Six held over plot to kill Karzai: Kabul

Six people have been arrested after an alleged plot to assassinate Afghan President Hamid Karzai was foiled.

KABUL:
Afghanistan's intelligence agency said on Wednesday it had thwarted a plot to assassinate President Hamid Karzai after arresting a bodyguard and five people with links to the Haqqani network and al Qaeda.

The plotters, who included university students and a medical professor, had been trained to launch attacks in the capital Kabul and had recruited one of Karzai's bodyguards to kill the president, the National Directorate of Security (NDS) said.

"A dangerous and educated group including teachers and students wanted to assassinate President Hamid Karzai," spokesman Lutfullah Mashal told a news conference.

"Unfortunately they infiltrated the presidential protection system and recruited one of the president's bodyguards."

Mashal said those detained had ties with three men, including an Egyptian and a Bangladeshi, who were all members of al Qaeda and the Haqqani network which is based in Pakistan's tribal region of North Waziristan, bordering Afghanistan.

Those arrested were part of a "most sophisticated" group who confessed to having been trained to use guns, rockets and suicide attacks, he said, with top government officials among the targets.

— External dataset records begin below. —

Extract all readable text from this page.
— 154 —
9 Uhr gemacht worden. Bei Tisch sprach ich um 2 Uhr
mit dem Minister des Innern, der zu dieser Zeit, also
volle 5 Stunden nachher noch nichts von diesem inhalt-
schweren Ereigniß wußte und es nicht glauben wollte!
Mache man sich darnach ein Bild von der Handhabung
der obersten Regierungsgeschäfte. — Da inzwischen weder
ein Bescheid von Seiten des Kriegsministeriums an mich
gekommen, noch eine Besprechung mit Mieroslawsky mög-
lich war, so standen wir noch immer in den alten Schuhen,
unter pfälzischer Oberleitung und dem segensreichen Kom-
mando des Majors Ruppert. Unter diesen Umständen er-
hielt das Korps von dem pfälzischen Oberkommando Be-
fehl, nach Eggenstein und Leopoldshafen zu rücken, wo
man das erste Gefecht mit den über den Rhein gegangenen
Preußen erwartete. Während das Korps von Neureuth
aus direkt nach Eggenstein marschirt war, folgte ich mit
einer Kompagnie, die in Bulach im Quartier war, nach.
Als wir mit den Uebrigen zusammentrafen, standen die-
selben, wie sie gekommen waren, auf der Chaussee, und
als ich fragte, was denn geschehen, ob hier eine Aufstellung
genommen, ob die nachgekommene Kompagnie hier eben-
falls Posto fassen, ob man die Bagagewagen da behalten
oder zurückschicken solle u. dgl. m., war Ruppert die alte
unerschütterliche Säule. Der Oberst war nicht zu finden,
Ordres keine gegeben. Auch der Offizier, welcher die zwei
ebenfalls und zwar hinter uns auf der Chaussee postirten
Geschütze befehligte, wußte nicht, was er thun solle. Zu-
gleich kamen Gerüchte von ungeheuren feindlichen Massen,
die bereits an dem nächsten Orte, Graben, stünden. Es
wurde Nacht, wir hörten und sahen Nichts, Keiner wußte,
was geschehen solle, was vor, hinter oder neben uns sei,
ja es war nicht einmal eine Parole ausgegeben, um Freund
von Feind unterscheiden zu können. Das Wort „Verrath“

They also said they had received $150,000 to fund their activities, and planned to kill Karzai during one of his trips outside the capital, Mashal added

Karzai has been the target of at least three assassination attempts since becoming Afghan leader in 2002, most notably in April 2008, when insurgents fired guns and rockets at a military parade he attended near the presidential palace in Kabul.


Mashal said the bodyguard, Mohebullah Ahmadi, was from Karzai's home village of Karz in southern Kandahar province, and he had been shown al Qaeda and Haqqani video propaganda to persuade him to take part in the assassination plot.

The Haqqanis are one of three Taliban-allied insurgent factions fighting in Afghanistan. Perhaps the most feared, they are thought to have introduced suicide bombing to the country, and to be behind many high-profile attacks.

They have sworn allegiance to the Taliban, but have long been suspected of also having ties to Pakistan's spy agency, the Inter-Services Intelligence (ISI) directorate.

The news comes following a string of assassinations of key Karzai allies.

On September 20, peace envoy Burhanuddin Rabbani was killed by a turban suicide bomber at his Kabul home, throwing into turmoil Karzai's strategy for trying to talk peace to the Taliban.

The Taliban have not claimed responsibility for the attack but Afghan officials claim it was carried out by a Pakistani and have accused Pakistan of refusing to cooperate in the probe into his death, a charge denied by Islamabad.

Karzai's powerful brother Ahmad Wali Karzai was killed by a security guard at his home in the southern city of Kandahar in July.

And senior presidential adviser Jan Mohammad was murdered less than a week later.

Karzai is currently on a visit to India.